JETZT, WIE es scheint, nicht mehr.  Der syrische Frühling ist ein Spross des Arabischen Frühlings, aber unter anderen Bedingungen.

 

Ägypten ist  viel anders als Syrien, als dass man einen Vergleich ziehen könnte. Die Einheit Ägyptens  ist seit Tausenden von Jahren unbestritten gewesen. Ägyptischer Nationalstolz ist fast greifbar. Die von israelischen Kommentatoren erhobene Frage, ob der neue Präsident zuerst ein Muslim-Bruder ist oder zuerst ein Ägypter, klingt für einen Ägypter irrelevant. Die ägyptische Muslimbruderschaft ist natürlich zuerst ägyptisch. So auch die ägyptischen Kopten, die ziemlich große christliche Minderheit. (Ihr Name wie das Wort „Ägypten“ selbst kommt vom alten Namen des Landes.)

 

Die Einheit  Ägyptens wie die Tunesiens und sogar Libyens nach dem Sturz der Diktatoren hängt offensichtlich mit dem nationalen Bewusstsein dieser Völker zusammen. Dies ist in Syrien keine gegebene Tatsache.

 

Wird Syrien, wenn das Monster von Damaskus  schließlich gestürzt wird, überleben?

 

Im allen westlichen Ländern und auch in Israel  sagen alle Experten hämisch voraus, das Land werde auseinanderfallen, mehr oder weniger nach dem Vorbild des kolonialen französischen Vorgängers.

 

Das ist gut möglich. Eine der wenigen Optionen, die Bashar al-Assad  geblieben sind, ist, die Alawiten in seiner Armee zu sammeln und sich in die alawitische Festung im Nordwesten des Landes zurückzuziehen und diesen vom Rest Syriens abzutrennen.

 

Dies  würde zu viel Blutvergießen führen. Die Alawiten würden sicher  alle Sunniten ihrer Region vertreiben, und die Sunniten würden alle Alawiten aus allen anderen Regionen vertreiben. Es würde den schrecklichen Ereignissen in Indien  während der Teilung des Subkontinents und der Schaffung Pakistans gleichen, wenn auch in einem viel kleineren Maßstab.

 

Die Drusen im Süden Syriens würden ihren eigenen Staat gründen (ein alter Traum in Israel). Die Kurden im Nordosten des Landes würden dasselbe tun, vielleicht sich dem benachbarten kurdischen Halbstaat im Irak anschließen (ein türkischer Alptraum). Was von Syrien übrig bleiben würde, würden sich die ewig mit einander konkurrierenden Städte Damaskus und Aleppo  teilen.

 

Das ist möglich, aber nicht  unvermeidlich.

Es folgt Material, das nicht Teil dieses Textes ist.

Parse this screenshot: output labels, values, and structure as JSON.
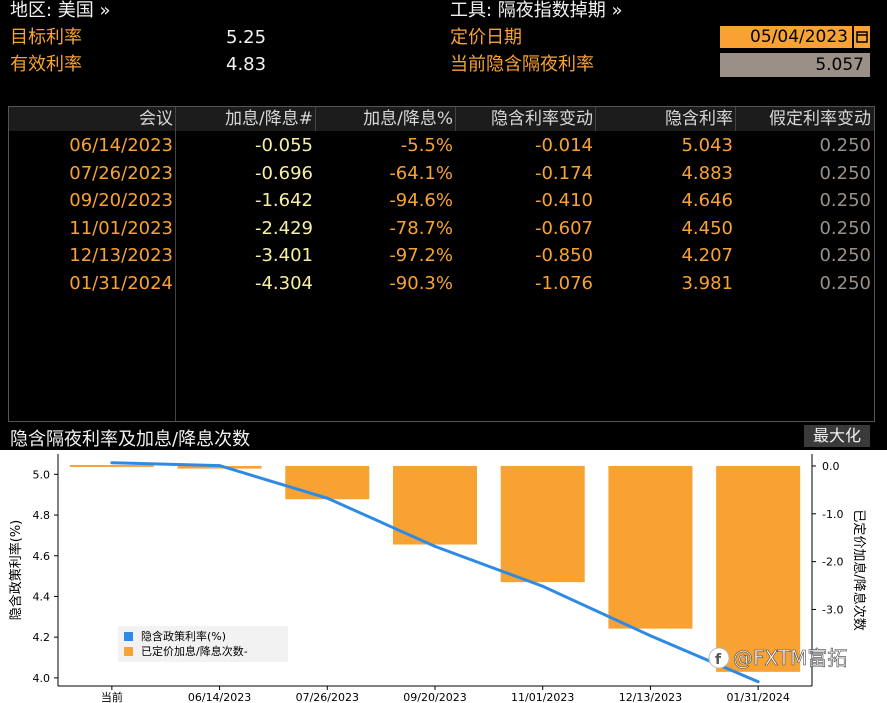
{
  "header": {
    "region_label": "地区: 美国 »",
    "tool_label": "工具: 隔夜指数掉期 »",
    "target_rate_label": "目标利率",
    "target_rate_value": "5.25",
    "effective_rate_label": "有效利率",
    "effective_rate_value": "4.83",
    "pricing_date_label": "定价日期",
    "pricing_date_value": "05/04/2023",
    "implied_rate_label": "当前隐含隔夜利率",
    "implied_rate_value": "5.057"
  },
  "table": {
    "columns": [
      "会议",
      "加息/降息#",
      "加息/降息%",
      "隐含利率变动",
      "隐含利率",
      "假定利率变动"
    ],
    "rows": [
      [
        "06/14/2023",
        "-0.055",
        "-5.5%",
        "-0.014",
        "5.043",
        "0.250"
      ],
      [
        "07/26/2023",
        "-0.696",
        "-64.1%",
        "-0.174",
        "4.883",
        "0.250"
      ],
      [
        "09/20/2023",
        "-1.642",
        "-94.6%",
        "-0.410",
        "4.646",
        "0.250"
      ],
      [
        "11/01/2023",
        "-2.429",
        "-78.7%",
        "-0.607",
        "4.450",
        "0.250"
      ],
      [
        "12/13/2023",
        "-3.401",
        "-97.2%",
        "-0.850",
        "4.207",
        "0.250"
      ],
      [
        "01/31/2024",
        "-4.304",
        "-90.3%",
        "-1.076",
        "3.981",
        "0.250"
      ]
    ]
  },
  "chart_panel": {
    "title": "隐含隔夜利率及加息/降息次数",
    "maximize_label": "最大化",
    "watermark": "@FXTM富拓"
  },
  "chart_data": {
    "type": "bar",
    "categories": [
      "当前",
      "06/14/2023",
      "07/26/2023",
      "09/20/2023",
      "11/01/2023",
      "12/13/2023",
      "01/31/2024"
    ],
    "series": [
      {
        "name": "隐含政策利率(%)",
        "type": "line",
        "axis": "left",
        "values": [
          5.057,
          5.043,
          4.883,
          4.646,
          4.45,
          4.207,
          3.981
        ],
        "color": "#2f8ae6"
      },
      {
        "name": "已定价加息/降息次数-",
        "type": "bar",
        "axis": "right",
        "values": [
          0,
          -0.055,
          -0.696,
          -1.642,
          -2.429,
          -3.401,
          -4.304
        ],
        "color": "#f7a233"
      }
    ],
    "ylabel": "隐含政策利率(%)",
    "y2label": "已定价加息/降息次数",
    "ylim": [
      3.96,
      5.1
    ],
    "y2lim": [
      -4.6,
      0.25
    ],
    "yticks": [
      "4.0",
      "4.2",
      "4.4",
      "4.6",
      "4.8",
      "5.0"
    ],
    "y2ticks": [
      "0.0",
      "-1.0",
      "-2.0",
      "-3.0"
    ],
    "grid": false,
    "legend_position": "bottom-left"
  },
  "colors": {
    "accent": "#f7a233",
    "line": "#2f8ae6",
    "background": "#000000"
  }
}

Es würde der bedeutendste  Test für den syrischen Nationalismus sein. Besteht er überhaupt? Wie stark ist er? Stark genug, um die Trennung der Gemeinschaften zu überwinden?

 

Ich wage nicht zu prophezeien . Ich kann nur hoffen. Ich hoffe, dass die verschiedenen Elemente der syrischen Opposition sich einigen, um den gegenwärtigen brutalen Bürgerkrieg zu gewinnen und ein neues Syrien zu gründen.

 

Anders als die israelischen Kommentatoren fürchte ich mich nicht vor einer „Islamisierung“ Syriens. Es stimmt, dass die syrische Muslim-Bruderschaft immer  gewalttätiger war als die ursprünglich ägyptische  Organisation. Durch ihre Aktionen damals halfen sie  mit, das schreckliche Massaker in Hama zu provozieren, das Hafez al-Assad ausführen ließ. Aber wie man in Kairo sieht, hat die politische Macht eine mäßigende Wirkung.

 

 

FÜR MICH bleibt ein Rätsel. Ich sehe im Internet, dass viele wohlmeinende Leute in aller Welt, besonders auf Seiten der Linken, Bashar unterstützen.

 

Dies ist ein Phänomen, das sich wiederholt. Da scheint es eine Art von linken Monsterfreunden zu geben. Dieselben Leute, die Slobodan  Milosevic, Hosni Mubarak und Moammar Qaddafi umarmten, umarmen nun Bashar al-Assad und protestieren laut gegen amerikanisch imperialistische Pläne gegen diesen „allgemeinen Wohltäter“.

 

Offen gesagt, dies scheint mir ein bisschen verrückt zu sein.  Es stimmt, Großmachtpolitik beeinflusst, was in Syrien geschieht, so wie sie es überall in der Welt tut. Aber der Charakter und die Aktionen von Bashar, die denen seines Vaters folgen, lassen keinen Zweifel aufkommen. Er ist ein Monster, der sein Volk abschlachtet, und der so schnell wie möglich entfernt werden muss, am besten unter UN-Führung. Wenn dies  auf Grund des russischen und chinesischen Vetos  unmöglich ist -  warum, um Gottes Willen?! – dann müssen die syrischen Freiheitskämpfer so viel wie möglich unterstützt werden.

 

 

ICH HOFFE aus tiefstem Herzen, dass ein freies, vereinigtes, demokratisches Syrien 

aus  diesem Chaos auftauchen wird: noch ein Spross des arabischen Frühlings.

 

In sha Allah, wenn Gott will, wie unsere Nachbarn sagen würden.

 

(Aus dem Englischen: Ellen Rohlfs, vom Verfasser autorisiert)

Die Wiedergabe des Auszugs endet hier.